7 respuestas [Último envío]
ColdSnowden
Desconectado/a
se unió: 06/04/2015

Hello, I am very glad to have gotten Trisquel up and running. Right now I am still running a dual boot with windows 7 but I am hoping the more I learn here, the less I will need my windows installation and perhaps some day be done with it altogether.

I have run ubuntu in the past and I have taken a class on linux and bash commands but it has been quite some time and most of that has been forgotten. I have resolved to start using trisquel because it seems you have a friendly community and I am growing tired never knowing what my computer is doing, even though it is MY computer. Very strange.

The problem for me is finding an area to focus on. I am overwhelmed by the amount of things to learn with GNU linux. There is the terminal, drivers, programming (I know some basic and java and that is it), all the processes running in the background (a lot like windows but I assume these can actually be better understood, also understand this whole concept of a linux kernel. There is just so much to learn so I definity appreciate any advice on where to start.

lembas
Desconectado/a
se unió: 05/13/2010

Hi there!

I'd say start with the Synaptic package manager under system settings. See how things are arranged and what it can do for you. What kind of packages are offered. Learn about dependencies and how those are automatically resolved for you. Remove the older kernels you probably have. (linux-image-...) Select a fast mirror.

Welcome and have fun!

tomlukeywood
Desconectado/a
se unió: 12/05/2014

"I am overwhelmed by the amount of things to learn with GNU linux. There is the terminal, drivers, programming (I know some basic and java and that is it)"

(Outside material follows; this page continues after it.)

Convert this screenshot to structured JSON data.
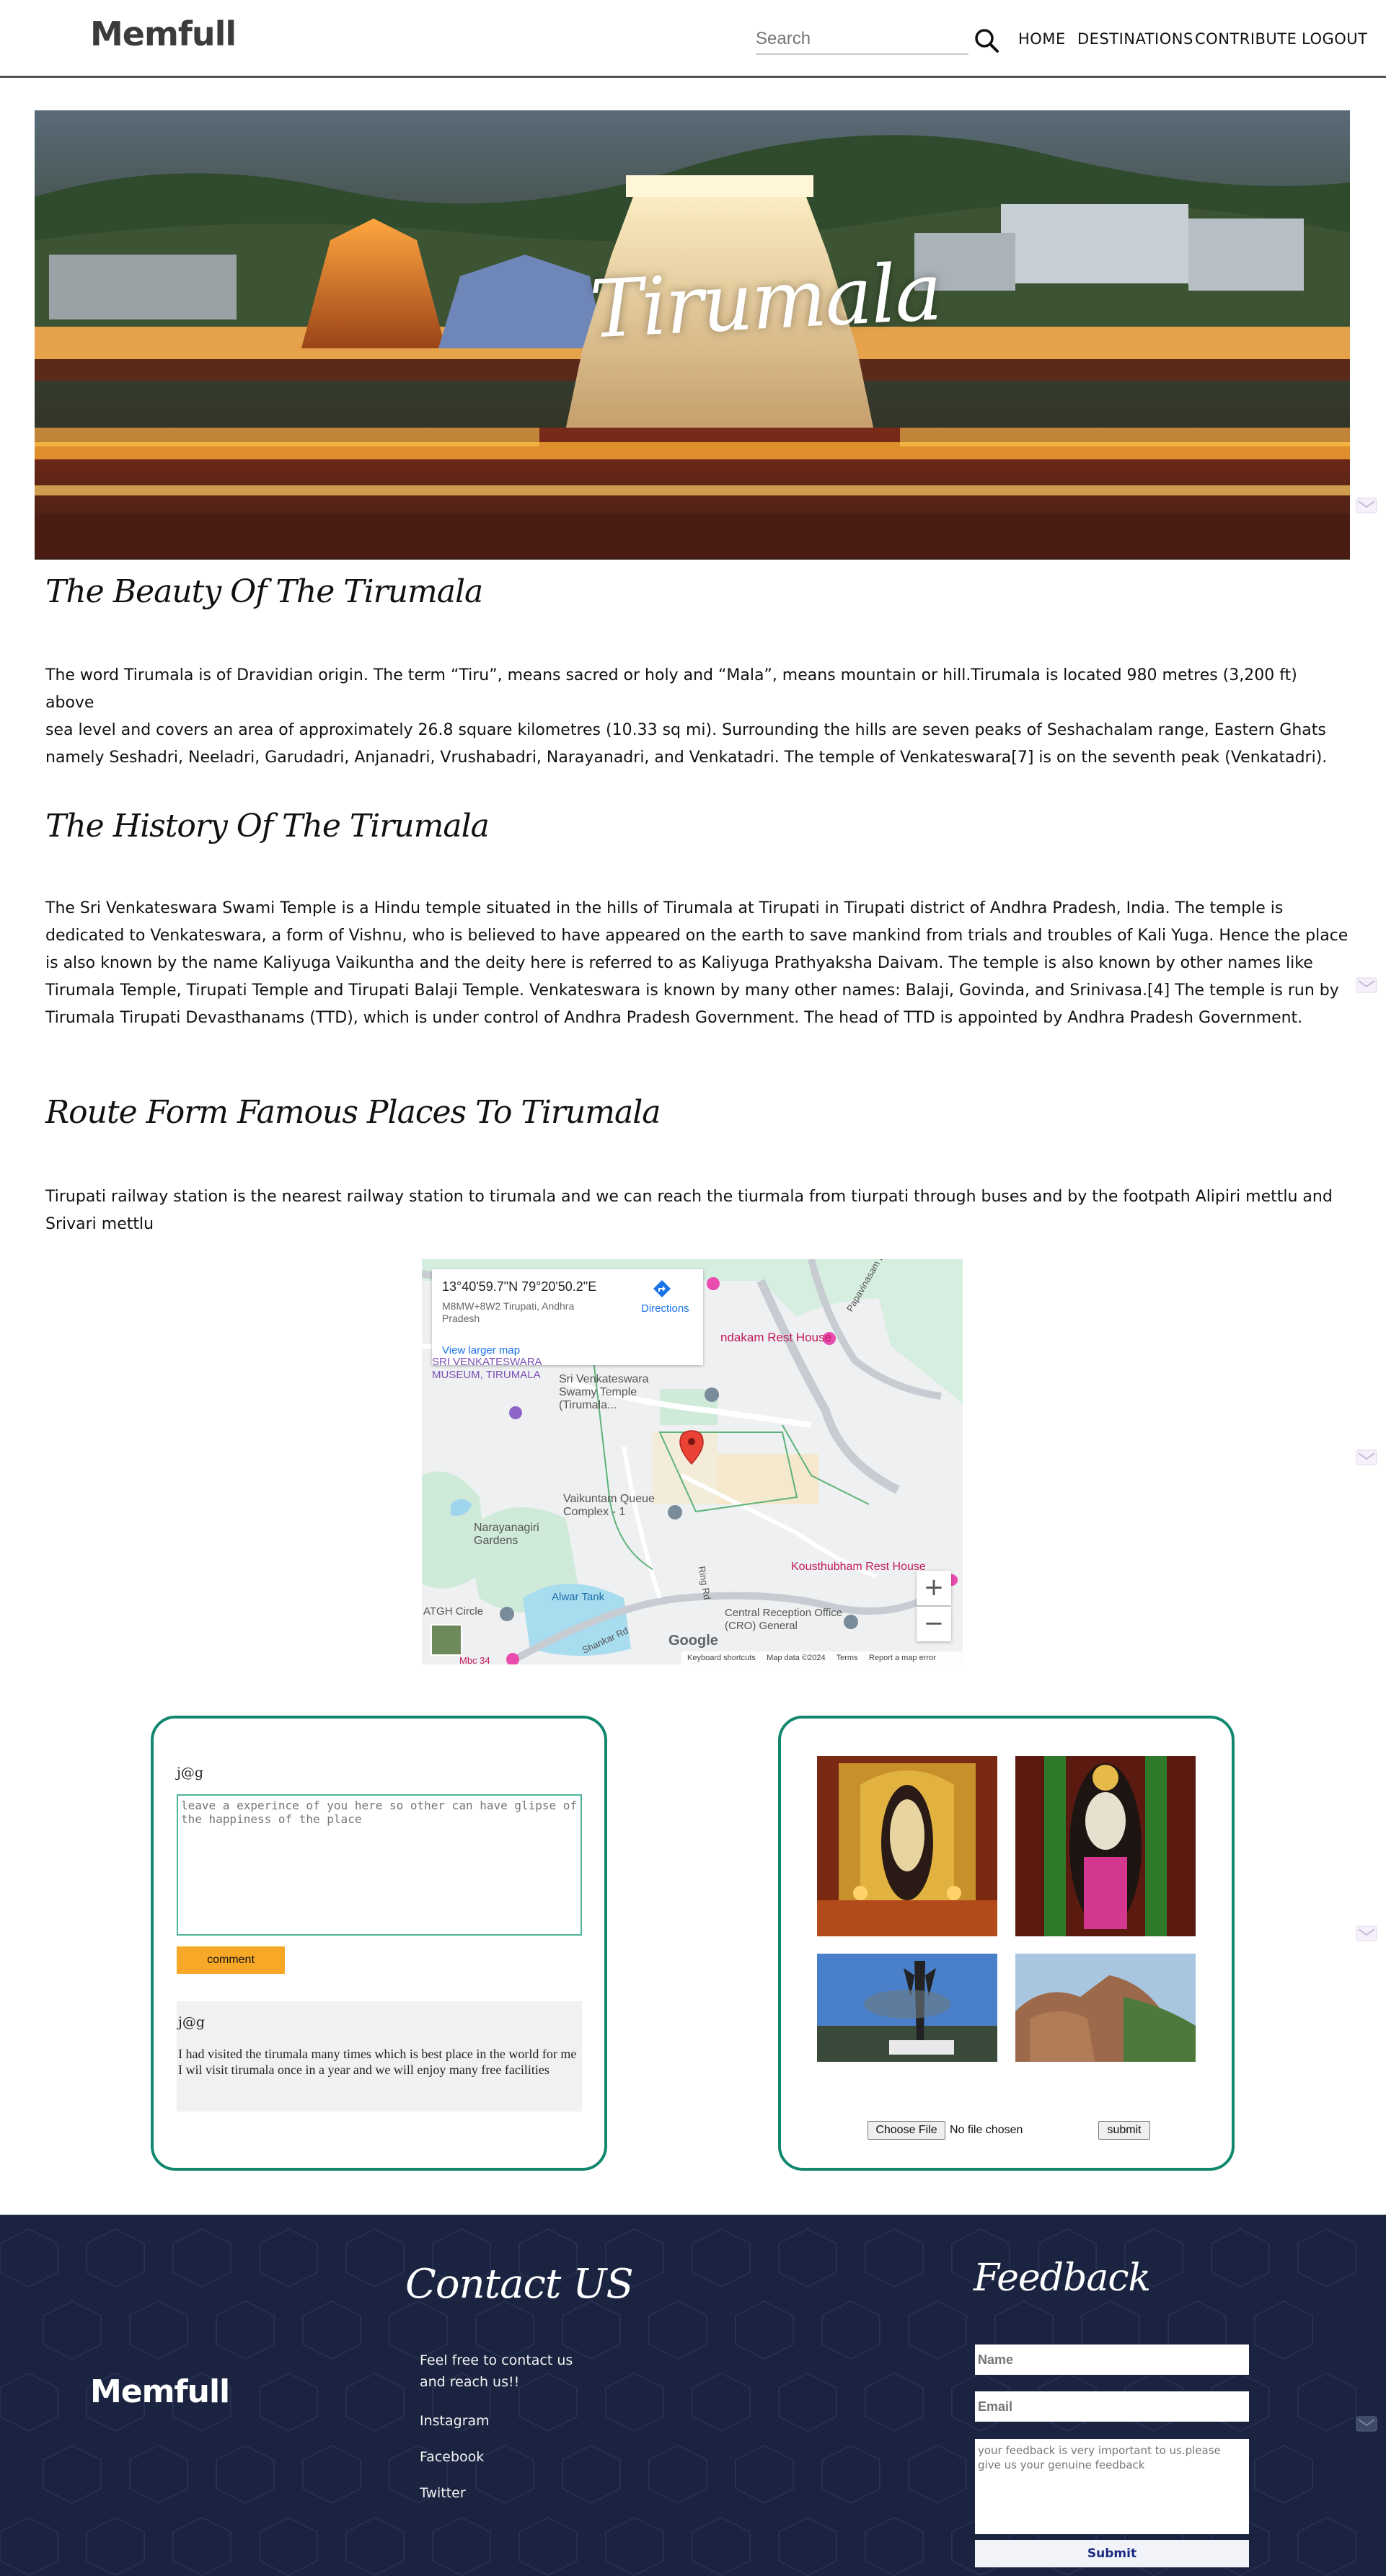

just to confirm learning how to program use the terminal or understand how the Linux kernel works is not required for using a gnu/linux system
my grandma knows very little about computers and is fine using it

=========================================================

however learning these things can be very usefull
and its always a good thing to understand how your system works

and if you learn how to program then you can change anything in your system(providing its libre)

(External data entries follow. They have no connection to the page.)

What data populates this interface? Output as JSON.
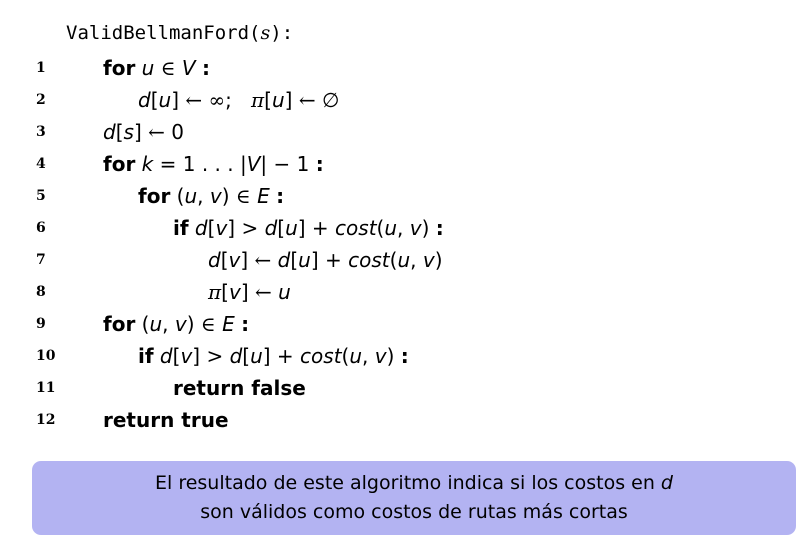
{
  "algorithm": {
    "name": "ValidBellmanFord",
    "param": "s"
  },
  "lines": [
    {
      "num": "1"
    },
    {
      "num": "2"
    },
    {
      "num": "3"
    },
    {
      "num": "4"
    },
    {
      "num": "5"
    },
    {
      "num": "6"
    },
    {
      "num": "7"
    },
    {
      "num": "8"
    },
    {
      "num": "9"
    },
    {
      "num": "10"
    },
    {
      "num": "11"
    },
    {
      "num": "12"
    }
  ],
  "keywords": {
    "for": "for",
    "if": "if",
    "return_false": "return false",
    "return_true": "return true"
  },
  "callout": {
    "line1": "El resultado de este algoritmo indica si los costos en ",
    "line1_var": "d",
    "line2": "son válidos como costos de rutas más cortas"
  },
  "colors": {
    "callout_bg": "#b3b3f2"
  }
}
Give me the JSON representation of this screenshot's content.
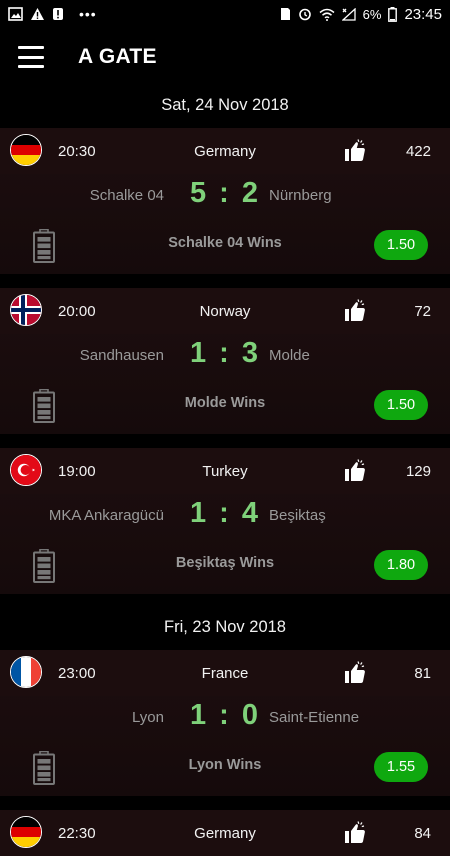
{
  "status_bar": {
    "battery_pct": "6%",
    "time": "23:45"
  },
  "app": {
    "title": "A GATE"
  },
  "colors": {
    "score": "#7fd17a",
    "odds_bg": "#0fa80f",
    "card_bg": "#1c0d0e"
  },
  "groups": [
    {
      "date": "Sat, 24 Nov 2018",
      "matches": [
        {
          "flag": "germany",
          "time": "20:30",
          "country": "Germany",
          "likes": "422",
          "home": "Schalke 04",
          "home_score": "5",
          "away_score": "2",
          "away": "Nürnberg",
          "tip": "Schalke 04 Wins",
          "odds": "1.50"
        },
        {
          "flag": "norway",
          "time": "20:00",
          "country": "Norway",
          "likes": "72",
          "home": "Sandhausen",
          "home_score": "1",
          "away_score": "3",
          "away": "Molde",
          "tip": "Molde Wins",
          "odds": "1.50"
        },
        {
          "flag": "turkey",
          "time": "19:00",
          "country": "Turkey",
          "likes": "129",
          "home": "MKA Ankaragücü",
          "home_score": "1",
          "away_score": "4",
          "away": "Beşiktaş",
          "tip": "Beşiktaş Wins",
          "odds": "1.80"
        }
      ]
    },
    {
      "date": "Fri, 23 Nov 2018",
      "matches": [
        {
          "flag": "france",
          "time": "23:00",
          "country": "France",
          "likes": "81",
          "home": "Lyon",
          "home_score": "1",
          "away_score": "0",
          "away": "Saint-Etienne",
          "tip": "Lyon Wins",
          "odds": "1.55"
        },
        {
          "flag": "germany",
          "time": "22:30",
          "country": "Germany",
          "likes": "84"
        }
      ]
    }
  ]
}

as for were to start learning about gnu/linux
this rely depends on what you want to know
but if you just want to understand your system better

a good start would be learning about the directory structure
gnu/linux uses a different directory system from windows

instead of having different drive names like c:/ a:/ d:/ etc
gnu/linux uses a single "root" directory

so just
/ and everything is below this directory

if you want to see your root directory
on trisquel just goto the file manager and under devices select computer

this link may help you understand a bit better:
http://www.thegeekstuff.com/2010/09/linux-file-system-structure/

and feel free to ask about stuff you dont understand

deavmi
Desconectado/a
se unió: 02/19/2015

Learn how to use apt-get and some basic tools like ls, mkdir, touch, nano and such. That helps me all the time, as I love the terminal, in my opinion you work more efficiently in a console envorinment than a Graphical User Interafce environemnt.

danieru
Desconectado/a
se unió: 01/06/2013

Just learn some low level programming language, or a language that allow low level control (like C/C++). Through all the process, you will learn what you need to know about computers (including terminal and drivers). Once you have finish with that, if you want to know every single thing your computer does, then you just need to read all the source code of all the software you wanna install on your computer (and compile it yourself, obviously). Luckily, you have the full source code in a 100% free software world like this :)

tomlukeywood
Desconectado/a
se unió: 12/05/2014

true learning c teaches you alot heres some good tutorials:

this person makes some very good tutorials:
https://www.youtube.com/playlist?list=PL0170B6E7DD6D8810

they use m$ window$ in the tutorial but the code will work just the same on gnu/linux

deavmi
Desconectado/a
se unió: 02/19/2015

Ooh. Imma' do that tutorial soon.

deavmi
Desconectado/a
se unió: 02/19/2015

Learn Python too. It's easy to learn, you can learn to type it as-fast-as-hell and I great for administrative tasks too and automation and such.